19/1  Selbstbewusst und krank

Kategorie: Allgemein    Von Heinrich von Grünigen um 23:50

Vor einer Woche hat sich das Magazin FACTS mit Fragen rund um staatliche Eingriffe im Kampf gegen Übergewicht befasst. Auch ich wurde befragt und abgebildet. Der Journalist hatte sich leider in die These verbissen, wer Regelungen verlange, wolle „die Dicken bekämpfen“… Dabei geht es um das Gegenteil, nämlich die Verhältnisse so zu beeinflussen, dass Menschen, die zum Dickwerden veranlagt sind, vor Umwelt-Zwängen verschont werden…

Kurz porträtiert wurde auch eine Gruppe, die das Internet-Portal Rund, n@ und?? betreibt. Eine an sich sympathische Organisation, die bestrebt ist, im „Rundsein“ die positiven Aspekte zu sehen und übergewichtigen Menschen Mut zu machen, sich zu akzeptieren, zu sich und seinem Gewicht zu stehen, sich nicht fertig machen zu lassen. Das ist ein wichtiger Ansatz, der Vielen helfen könnte.

Allerdings haben die Rundnaündler gestern in FACTS noch einen Leserbrief nachgeschoben, der mich reichlich irritiert hat. Sie seien, sagen sie, im Artikel falsch dargestellt worden. Es sei ihnen wichtig, darauf hinzuweisen, dass sie vor allem das Selbstbewusstsein der Übergewichtigen fördern möchten. Denn wer selbstbewusst sei, der könne jederzeit abnehmen, wenn er nur wolle… aber wenn er selbstbewusst sei, könne er auch getrost dick bleiben und dabei gesund sein…

Das, mit Verlaub, ist Schwachsinn, meine Lieben. Zwar nicht jetzt, wo ihr das sagt und wo ihr von dem, was ihr sagt, überzeugt seid. Denn ihr seid jung, in den besten Jahren. Euer Körper funktioniert auch unter einer gewissen Fettschicht noch leidlich, ihr mögt euch noch bewegen und euer rundes Leben geniessen… Ich weiss, wovon ich spreche, denn ich hatte das mit 40 Jahren auch noch so. Und an Selbstbewusstsein hat es mir eigentlich nie gefehlt. Ich scherte mich wenig um mein Gewicht, machte von Zeit zu Zeit aus ästhetischen Überlegungen wieder mal eine Diät (oder wenn ich partout nicht mehr in die Uniform passte). Und wer mir mit der Gesundheit kam, den belächelte ich mild, denn meine Werte waren immer super: kein Zucker, kein Cholesterin, auch (noch) kein zu hoher Blutdruck…
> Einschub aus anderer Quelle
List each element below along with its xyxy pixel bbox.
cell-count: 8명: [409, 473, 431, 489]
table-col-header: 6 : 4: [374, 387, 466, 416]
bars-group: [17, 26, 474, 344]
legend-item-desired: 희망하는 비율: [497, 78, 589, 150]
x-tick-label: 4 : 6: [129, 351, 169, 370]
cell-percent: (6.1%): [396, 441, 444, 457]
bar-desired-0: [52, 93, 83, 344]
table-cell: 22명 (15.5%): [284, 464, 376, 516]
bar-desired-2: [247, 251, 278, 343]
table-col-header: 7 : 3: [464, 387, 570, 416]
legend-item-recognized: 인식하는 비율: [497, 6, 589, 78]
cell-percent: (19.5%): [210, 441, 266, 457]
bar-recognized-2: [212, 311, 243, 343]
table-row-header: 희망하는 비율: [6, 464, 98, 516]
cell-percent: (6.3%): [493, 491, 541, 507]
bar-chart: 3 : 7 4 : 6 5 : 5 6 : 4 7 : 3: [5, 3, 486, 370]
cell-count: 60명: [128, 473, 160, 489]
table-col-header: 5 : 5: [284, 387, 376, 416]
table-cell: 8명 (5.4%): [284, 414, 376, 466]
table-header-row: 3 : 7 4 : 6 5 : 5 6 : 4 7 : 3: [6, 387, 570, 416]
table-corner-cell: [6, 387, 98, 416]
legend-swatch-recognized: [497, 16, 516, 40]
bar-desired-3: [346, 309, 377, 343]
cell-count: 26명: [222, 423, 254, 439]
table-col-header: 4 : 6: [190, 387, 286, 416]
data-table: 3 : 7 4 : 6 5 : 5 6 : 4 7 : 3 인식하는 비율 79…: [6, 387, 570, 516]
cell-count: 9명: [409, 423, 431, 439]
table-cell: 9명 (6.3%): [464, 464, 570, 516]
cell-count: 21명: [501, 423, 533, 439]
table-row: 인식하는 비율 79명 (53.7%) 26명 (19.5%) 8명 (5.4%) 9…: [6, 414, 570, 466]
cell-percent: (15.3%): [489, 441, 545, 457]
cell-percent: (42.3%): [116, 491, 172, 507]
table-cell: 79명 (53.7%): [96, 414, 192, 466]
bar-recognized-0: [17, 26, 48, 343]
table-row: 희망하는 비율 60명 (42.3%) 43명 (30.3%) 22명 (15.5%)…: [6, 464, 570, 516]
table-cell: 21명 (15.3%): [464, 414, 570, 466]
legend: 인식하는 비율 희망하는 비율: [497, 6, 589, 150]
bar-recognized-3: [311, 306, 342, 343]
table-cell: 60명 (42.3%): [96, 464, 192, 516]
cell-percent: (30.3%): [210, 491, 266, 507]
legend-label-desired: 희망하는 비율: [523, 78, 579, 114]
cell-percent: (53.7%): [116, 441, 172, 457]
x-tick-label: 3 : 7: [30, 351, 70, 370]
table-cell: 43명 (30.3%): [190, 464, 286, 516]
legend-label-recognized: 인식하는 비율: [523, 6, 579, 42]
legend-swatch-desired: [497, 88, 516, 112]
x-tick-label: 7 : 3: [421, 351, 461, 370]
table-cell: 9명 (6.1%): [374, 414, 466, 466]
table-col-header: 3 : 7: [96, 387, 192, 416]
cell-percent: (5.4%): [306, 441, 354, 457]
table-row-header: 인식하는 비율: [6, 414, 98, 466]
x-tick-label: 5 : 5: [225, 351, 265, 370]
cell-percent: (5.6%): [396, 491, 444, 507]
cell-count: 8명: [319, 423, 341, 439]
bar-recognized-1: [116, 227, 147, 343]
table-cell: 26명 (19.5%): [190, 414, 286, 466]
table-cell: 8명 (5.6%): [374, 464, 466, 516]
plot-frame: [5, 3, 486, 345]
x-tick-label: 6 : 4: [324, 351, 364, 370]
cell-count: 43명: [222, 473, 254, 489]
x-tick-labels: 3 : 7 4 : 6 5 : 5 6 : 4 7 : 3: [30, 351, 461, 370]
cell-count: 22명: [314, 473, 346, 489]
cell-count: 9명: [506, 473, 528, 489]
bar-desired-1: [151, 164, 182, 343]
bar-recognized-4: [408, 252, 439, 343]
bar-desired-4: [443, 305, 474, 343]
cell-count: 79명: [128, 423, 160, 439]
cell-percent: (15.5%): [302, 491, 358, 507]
Der Knick kam dann mit 55. Zuerst waren die Schmerzen in den Knien, die eine Operation nötig machten, dann fehlte der Schnauf beim Treppensteigen, Schweiss brach nach zwanzig Schritten aus, das Herz raste mit viel zu hohem Blutdruck… ich fühlte mich als fettes, aufgedunsenes körperliches Wrack, da half kein Selbstbewusstsein und kein gutes Zureden. Und als ich mich endlich dazu aufgerafft hatte, nun ernsthaft etwas zu unternehmen, merkte ich, dass es inzwischen unheimlich schwierig geworden war… Das war vor zehn Jahren. Und ich ärgere mich über die Sorglosigkeit meiner früheren dicken Jahre.

Wenn ich lese oder höre, dass man dicken Menschen Mut machen solle, mit Freuden dick zu bleiben, weil das gesund sei, dann macht mich das zuerst wütend, dann betroffen und schliesslich traurig. Selbstbewusst und blöd. Sorry, aber das müsste nicht sein. – Denn selbst-bewusst heisst ja, dass man sich seiner selbst und dessen, was für einen gut ist, bewusst ist. Reden wir in zwanzig Jahren wieder darüber?